En effet, Smashwords est né d'une volonté de soutenir la créativité avec toutes les exigences qui relèvent de la propriété intellectuelle. « Je pense que l'opinion sous-estime encore la capacité de l'auto-édition », explique-t-il. Mais si les auteurs peuvent parfois souffrir d'un manque de reconnaissance, ce gardien de l'édition indépendante, lui, n'en manque pas. Le New York Times notamment fut le dernier à rendre à Smashwords ce qui lui appartient en mentionnant quatre ouvrages autoédités sur la plateforme dans son top des ebooks. (voir notre actualitté)


« Lorsque nous avons lancé l'auto-édition, c'était considéré comme la solution de seconde main pour auteurs ratés. Je n'ai jamais pensé ainsi, chaque écrivain a quelque chose à partager avec le monde. »

Est-ce à dire que le lectorat de l'auto-édition apprécie l'écrivain à sa juste valeur ? Pas de titres remaniés, pas de couvertures ni de prix littéraires tape-à-l'oeil. À en croire Coker, un vent de remise en question souffle sur les comités de lecture et un lien plus direct entre écrivains et lecteurs se créé, sans sélection intermédiaire.

Balzac serait-il toujours Balzac s'il avait été autoédité ? Les débats sont ouverts mais sans Honoré (voir notre actualitté). Si les critiques voient un écart important entre les livres autoédités et ceux des grandes maisons, la nature de cet écart reste encore à préciser. Smashwords se ferait-il éditeur à la place de l'éditeur ?

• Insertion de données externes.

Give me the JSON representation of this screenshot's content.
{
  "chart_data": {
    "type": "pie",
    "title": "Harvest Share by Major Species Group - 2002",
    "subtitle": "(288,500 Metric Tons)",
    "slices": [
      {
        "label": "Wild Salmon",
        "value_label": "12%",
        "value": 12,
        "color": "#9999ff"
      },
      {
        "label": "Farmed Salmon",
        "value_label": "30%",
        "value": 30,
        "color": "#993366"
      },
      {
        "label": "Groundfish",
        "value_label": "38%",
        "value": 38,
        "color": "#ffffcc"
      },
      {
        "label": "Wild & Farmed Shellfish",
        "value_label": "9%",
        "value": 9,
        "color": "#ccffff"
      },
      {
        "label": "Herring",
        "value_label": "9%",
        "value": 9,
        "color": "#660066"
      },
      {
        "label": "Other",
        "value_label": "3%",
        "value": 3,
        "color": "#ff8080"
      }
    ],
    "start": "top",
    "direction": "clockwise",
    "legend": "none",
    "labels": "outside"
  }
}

Pas exactement, puisque si Coker fait de l'auto-édition son gagne-pain, il défend haut et fort le principe d'autonomie, (voir notre actualitté) regrettant que « Les éditeurs se moquent bien au fond de ce que vous écrivez, obsédés par les résultats ». Plus caricatural que réaliste ? Son fondateur ne se lasse jamais, quoi qu'il en soit, d'exprimer son respect pour les auteurs : « Nous laissons les gens publier et beaucoup de ces auteurs parviennent à obtenir de vrais succès commerciaux. »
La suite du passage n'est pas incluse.